Arrivés devant deux immenses portes fermées, Yuki se rendit compte qu'elle n'avait absolument rien retenu du chemin. Se traitant mentalement d'idiote, elle suivit Itachi dans la salle, qui se révéla immense.
Toute faite de pierre, deux mains géantes trônaient au centre, paumes et doigts dirigés vers le plafond qui semblait bien loin. Un groupe d'une dizaine de personnes était là, juste devant les colonnes de doigts de pierre. Elle reconnut cinq d'entre eux, ceux qu'elle avait logé.
Elle déglutit face aux regards insistants posés sur sa petite personne. Elle n'était pas du genre timide, mais là, il fallait avouer que c'était gênant. Surtout le type aux yeux violets en forme de tourbillon. Elle n'avait jamais vu des yeux pareils. Il avait des cheveux d'un très beau roux, et des... pointes ? bouts de fer ? plantés un peu partout sur son visage, même sur ses oreilles et son nez, ainsi que ses mains, et elle devina que c'était probablement pareil sur le reste de son corps.
Elle crut reconnaître l'un pour être Zetsu-san, dont lui avait parlé Itachi. Il correspondait à la description, en tout cas. Les cheveux verts, les yeux jaunes, la moitié du visage blanche, l'autre noire, et entouré d'une sorte de racine noueuse en forme de corolle ouverte. Et bien sûr, le même manteau que les autres. Noir aux nuages rouges bordés de blanc.
Elle remarqua une jolie femme aux cheveux bleus attachés en chignon, avec une fleur blanche plantée au-dessus de l'oreille, dans les cheveux. Ses yeux étaient d'un orange surprenant.
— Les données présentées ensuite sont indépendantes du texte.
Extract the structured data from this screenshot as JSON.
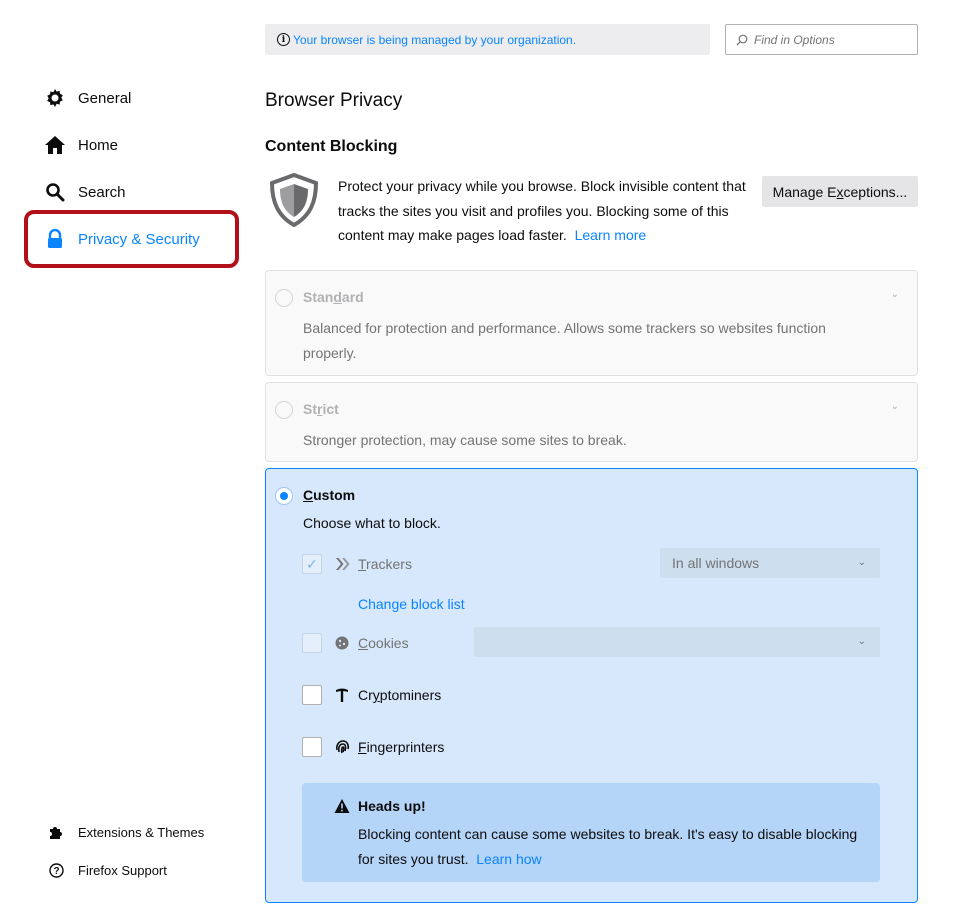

Un autre... homme ? Difficile à dire... Il avait un masque orange en spirale, dont le point de convergence était le trou fait pour son œil droit, qu'elle ne voyait même pas. Il avait des cheveux noirs semblant courts qui dépassaient, mais avec l'espèce de tissu noir entourant sa tête, il était difficile de savoir si c'était sa vraie longueur de cheveux, ou seulement quelques mèches qui dépassaient.
Elle adressa un sourire timide à ceux qu'elle connaissait déjà et qu'elle considérait comme étant des amis. Sourire qui lui fut rendu, plus chaleureux que jamais.
« Pain, voici Yuki, dont nous t'avons parlé, entama alors Itachi.
– Hum... fit le roux aux yeux violets, que Yuki devina être le chef. Est-elle sûre ?
– Comment ça ? » demanda Yuki, qui n'appréciait pas qu'on parle d'elle comme si elle n'était pas là.
Pain tourna alors ses yeux vers elle et la jaugea du regard. Ne sachant ce que cela signifiait, Yuki soutint son regard avec, toutefois, une simple lueur interrogatrice dans les yeux. Ce que le chef vit dût lui plaire, puisqu'il lui s'adressa alors directement à elle.
« Qui nous dit que tu ne nous trahiras pas, jeune fille ?
– Je ne l'ai pas fait jusqu'à maintenant, alors que les occasions n'ont pas manqué, loin de là. Tout ce que je veux, c'est vivre en paix, tranquille, alors je n'allais pas me mettre qui que ce soit à dos. Ça aurait été vraiment idiot.
– Tu n'as pas sonné l'alerte, la nuit dernière. Pourquoi ?
– Heu... À vrai-dire...
– Oui ?
– Eh bien... C'est-à-dire que... Quand je dors... Je dors profondément... Je n'ai rien entendu... Je ne me suis rendue compte du bazar que lorsque je suis allée dans les chambres... C'est-à-dire ce matin... »
Il y eut un court silence, avant que quatre éclats de rire se fassent entendre. Yuki vit qu'il s'agissait, sans trop de surprises, de Hidan, Deidara, Kisame et du type au masque orange tourbillonnant.
« Trop forte, Yuki-chan ! Tu t'es pas réveillée ?! ricana Hidan, franchement amusé.
– Eh non, Hidan-san. J'ai le sommeil lourd.
– C'est le moins qu'on puisse dire ! s'esclaffa Kisame.
– Elle n'a même pas entendu mes explosions, se moqua Deidara.
– Et si on en revenait au sujet principal ? coupa Pain.
– Tobi est un bon garçon !
– Euh... Pourquoi il dit ça ?
– Cherche pas, Yuki-chan, Tobi est comme ça, c'est tout ! Faut pas chercher à comprendre !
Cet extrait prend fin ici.